It IS rocket science – and we CAN all do it

I am very proud of my new felt bookmark. It is a visible and tangible reminder of the recent NCGS conference I attended in the U.S., and I have taken great delight in the past few days in showing it to friends, family, acquaintances and, in my enthusiasm, sometimes complete strangers. It consists of two pieces of felt – one purple, one green, held together by a central machine stitch, on to which I – as part of a hands-on session at the conference – stitched a flower design around two LEDs linked in series to a battery with conductive thread.

When you switch the battery on, the lights – which I placed at the centre of the two flowers – come on; when you switch the battery off, the lights go off. Simple as we may think it, it is a thing of wonder. Switch on and the light illuminates; switch off and the light disappears. How this happens is, of course, through a combination of materials (invented by humans) and human logic. A battery, conductive thread and two small LEDs are lined up in order so that the thread connects positive output to positive output and avoids crossing over itself so as to keep the integrity of the connection … simple circuitry that we learn in school.

And yet that too is a thing of wonder – that at some point in the not-too-distant past, human beings used their logic and creativity not only to work out how to make electricity flow, and to then to design the materials that would replicate this many, many times over, for other human beings to use, and then to extend its use so that rockets could go to the moon, amongst other things; but also to identify that this was something that young human beings should learn in the places – schools – that yet more human beings had collectively decided were essential for teaching human beings how to engage their own innate logic and creativity to allow them to build on the discoveries and inventions of previous eras and to take the knowledge of the world forward, so that even more people can benefit in the future.

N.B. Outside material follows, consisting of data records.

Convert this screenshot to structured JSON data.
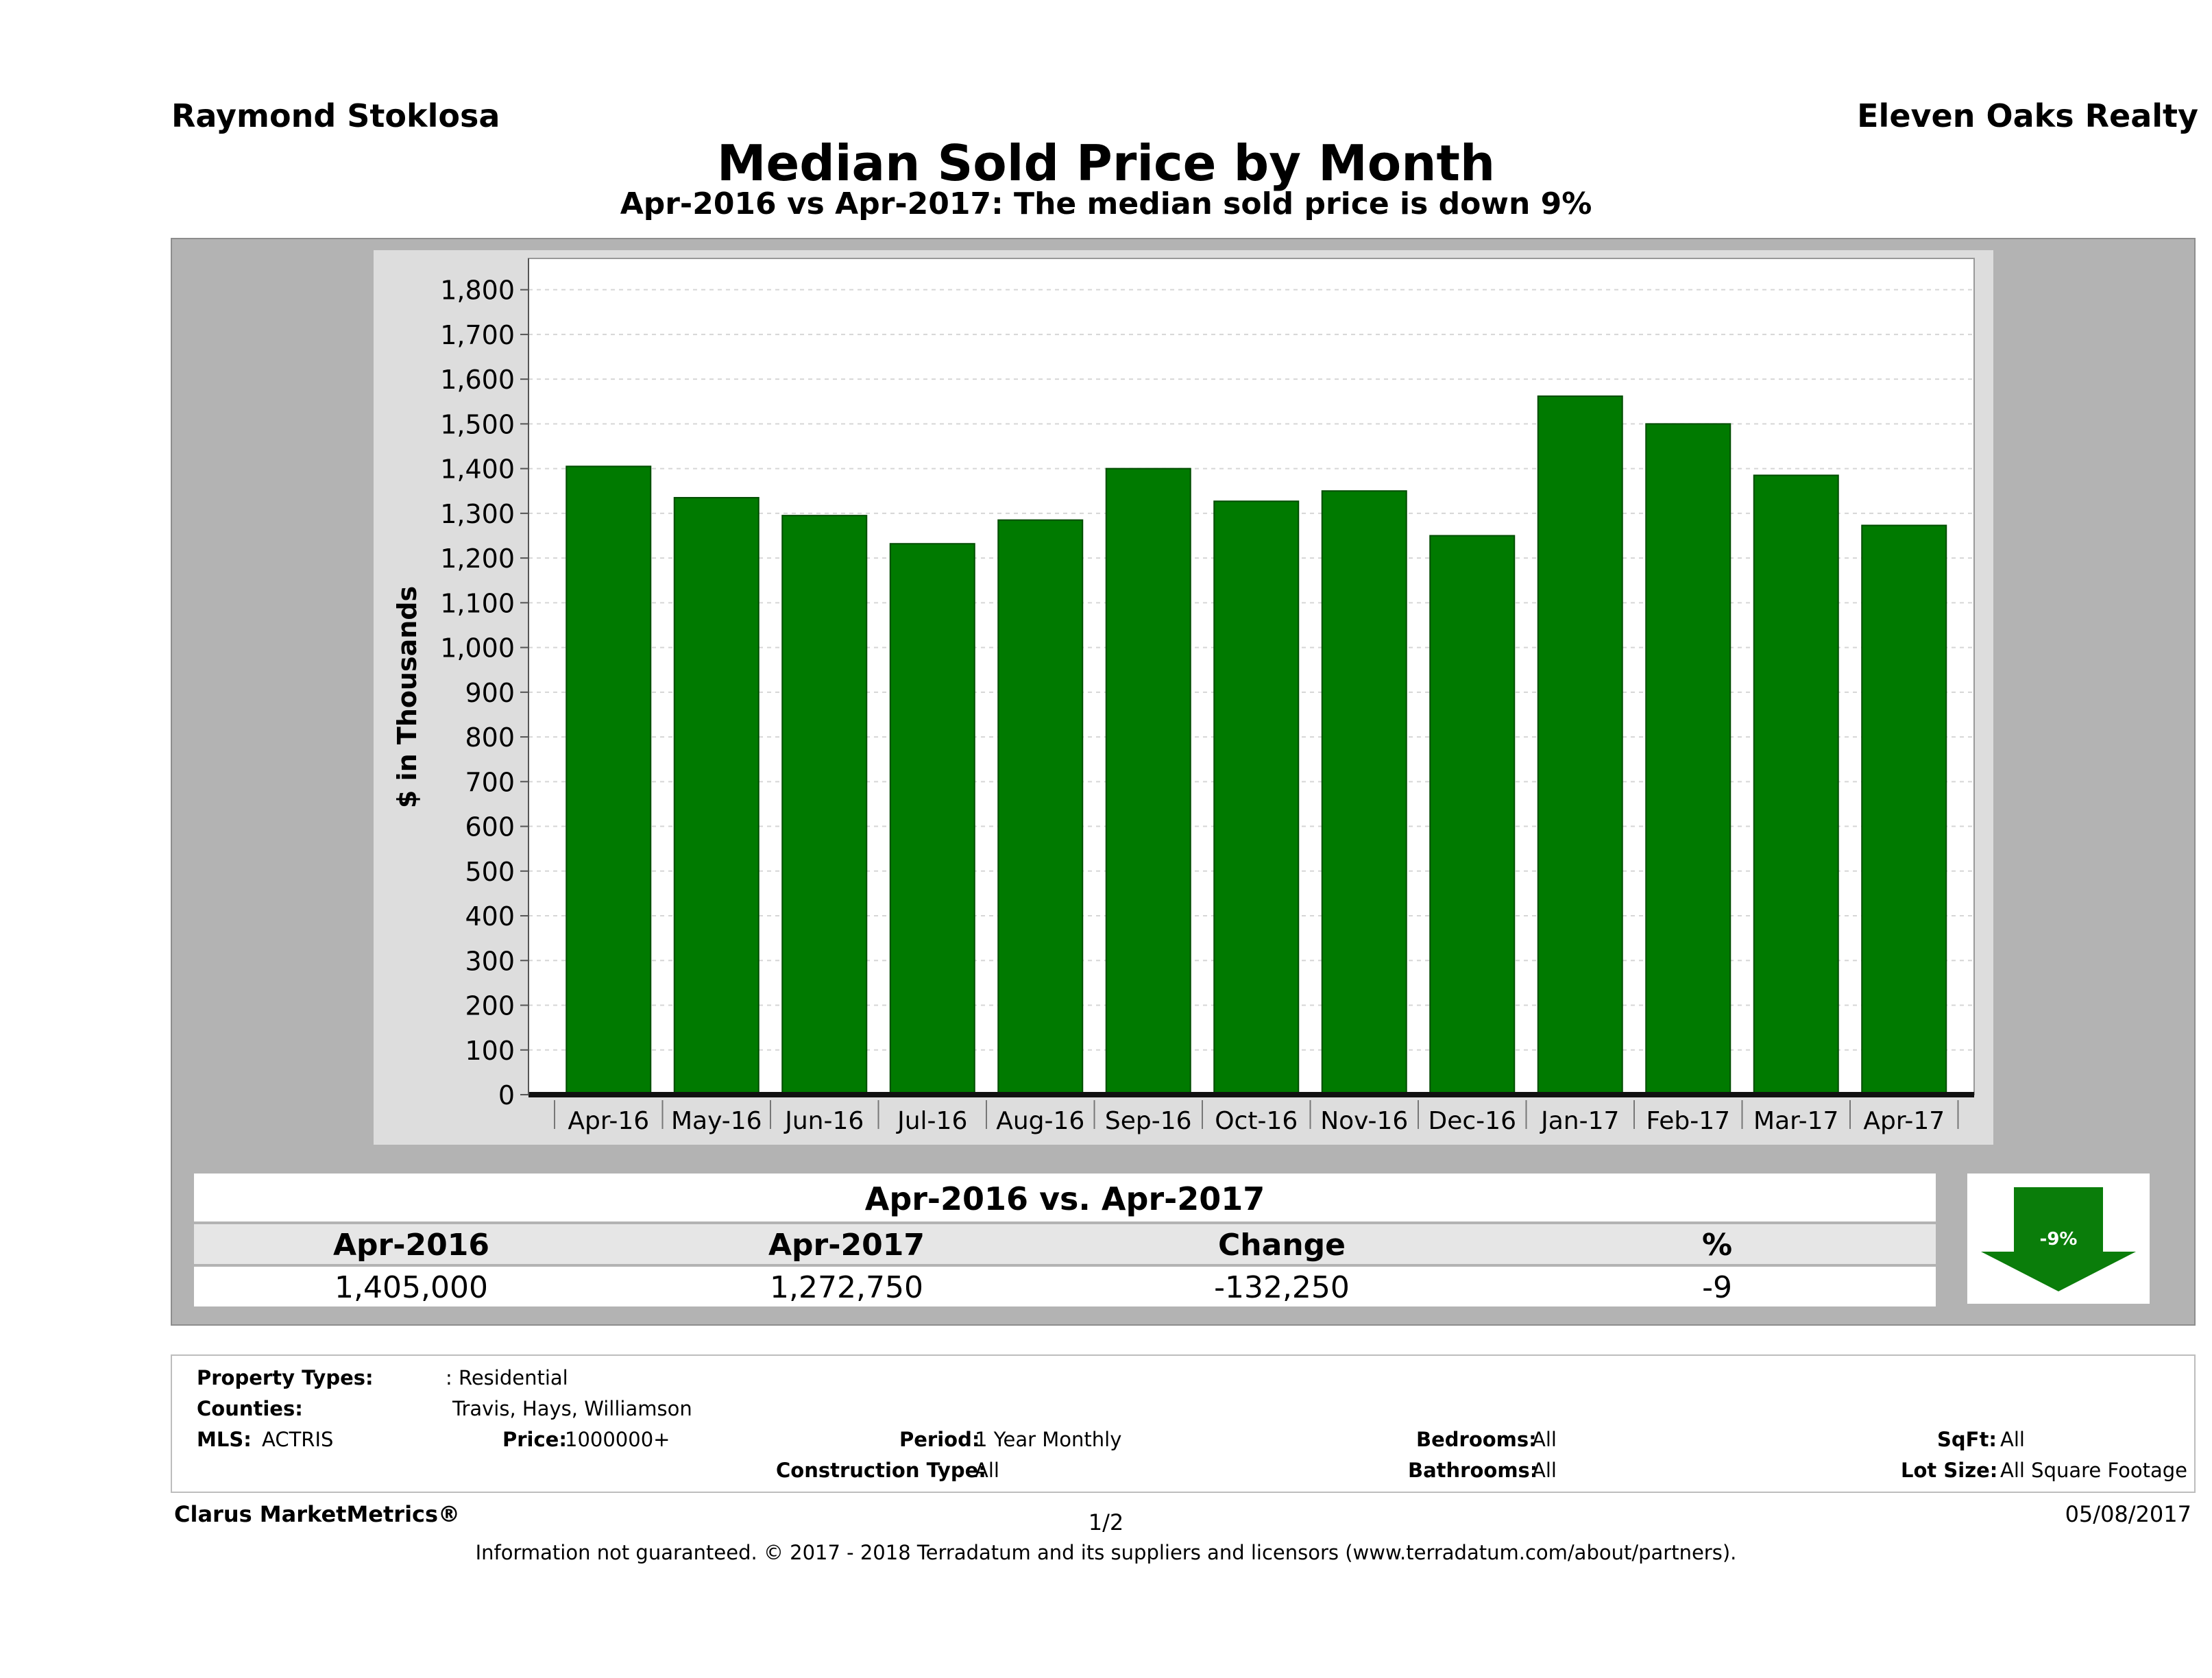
{
  "header": {
    "agent": "Raymond Stoklosa",
    "company": "Eleven Oaks Realty",
    "title": "Median Sold Price by Month",
    "subtitle": "Apr-2016 vs Apr-2017: The median sold price is down 9%"
  },
  "chart_data": {
    "type": "bar",
    "title": "Median Sold Price by Month",
    "subtitle": "Apr-2016 vs Apr-2017: The median sold price is down 9%",
    "xlabel": "",
    "ylabel": "$ in Thousands",
    "categories": [
      "Apr-16",
      "May-16",
      "Jun-16",
      "Jul-16",
      "Aug-16",
      "Sep-16",
      "Oct-16",
      "Nov-16",
      "Dec-16",
      "Jan-17",
      "Feb-17",
      "Mar-17",
      "Apr-17"
    ],
    "values": [
      1405,
      1335,
      1295,
      1232,
      1285,
      1400,
      1327,
      1350,
      1250,
      1562,
      1500,
      1385,
      1273
    ],
    "ylim": [
      0,
      1870
    ],
    "yticks": [
      0,
      100,
      200,
      300,
      400,
      500,
      600,
      700,
      800,
      900,
      1000,
      1100,
      1200,
      1300,
      1400,
      1500,
      1600,
      1700,
      1800
    ],
    "ytick_labels": [
      "0",
      "100",
      "200",
      "300",
      "400",
      "500",
      "600",
      "700",
      "800",
      "900",
      "1,000",
      "1,100",
      "1,200",
      "1,300",
      "1,400",
      "1,500",
      "1,600",
      "1,700",
      "1,800"
    ],
    "grid": true,
    "bar_color": "#007a00"
  },
  "summary": {
    "title": "Apr-2016 vs. Apr-2017",
    "headers": [
      "Apr-2016",
      "Apr-2017",
      "Change",
      "%"
    ],
    "values": [
      "1,405,000",
      "1,272,750",
      "-132,250",
      "-9"
    ],
    "badge": "-9%",
    "badge_color": "#0a7d0a"
  },
  "properties": {
    "property_types_label": "Property Types:",
    "property_types_value": ": Residential",
    "counties_label": "Counties:",
    "counties_value": "Travis, Hays, Williamson",
    "mls_label": "MLS:",
    "mls_value": "ACTRIS",
    "price_label": "Price:",
    "price_value": "1000000+",
    "period_label": "Period:",
    "period_value": "1 Year Monthly",
    "construction_label": "Construction Type:",
    "construction_value": "All",
    "bedrooms_label": "Bedrooms:",
    "bedrooms_value": "All",
    "bathrooms_label": "Bathrooms:",
    "bathrooms_value": "All",
    "sqft_label": "SqFt:",
    "sqft_value": "All",
    "lot_label": "Lot Size:",
    "lot_value": "All Square Footage"
  },
  "footer": {
    "brand": "Clarus MarketMetrics®",
    "page": "1/2",
    "date": "05/08/2017",
    "disclaimer": "Information not guaranteed. © 2017 - 2018 Terradatum and its suppliers and licensors (www.terradatum.com/about/partners)."
  }
}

We take so much of what is around us for granted. In fact, sometimes we take it so much for granted that we forget that it is ordinary people who have invented, built and developed so much of what we have and use. And if they could do it, so can we, and so can our children. As we teach our children about the knowledge we have garnered over centuries, we also need to teach them that these inventions prove that they absolutely have it within themselves to invent, create, develop and build.

Electronics, technology and computers – real ‘rocket science’ – are not too complex or beyond the grasp of the normal child or adult. They are all built on simple human logic and creativity, and we can all understand and develop them further. Teaching coding in schools is not something to be afraid of or to resist as difficult and unusual – it just reminds us that computers would not exist without us, and that we have entirely within our grasp the capacity to build the next steps in the future of technology that will help make a difference in our world.

And that truly is a thing of wonder.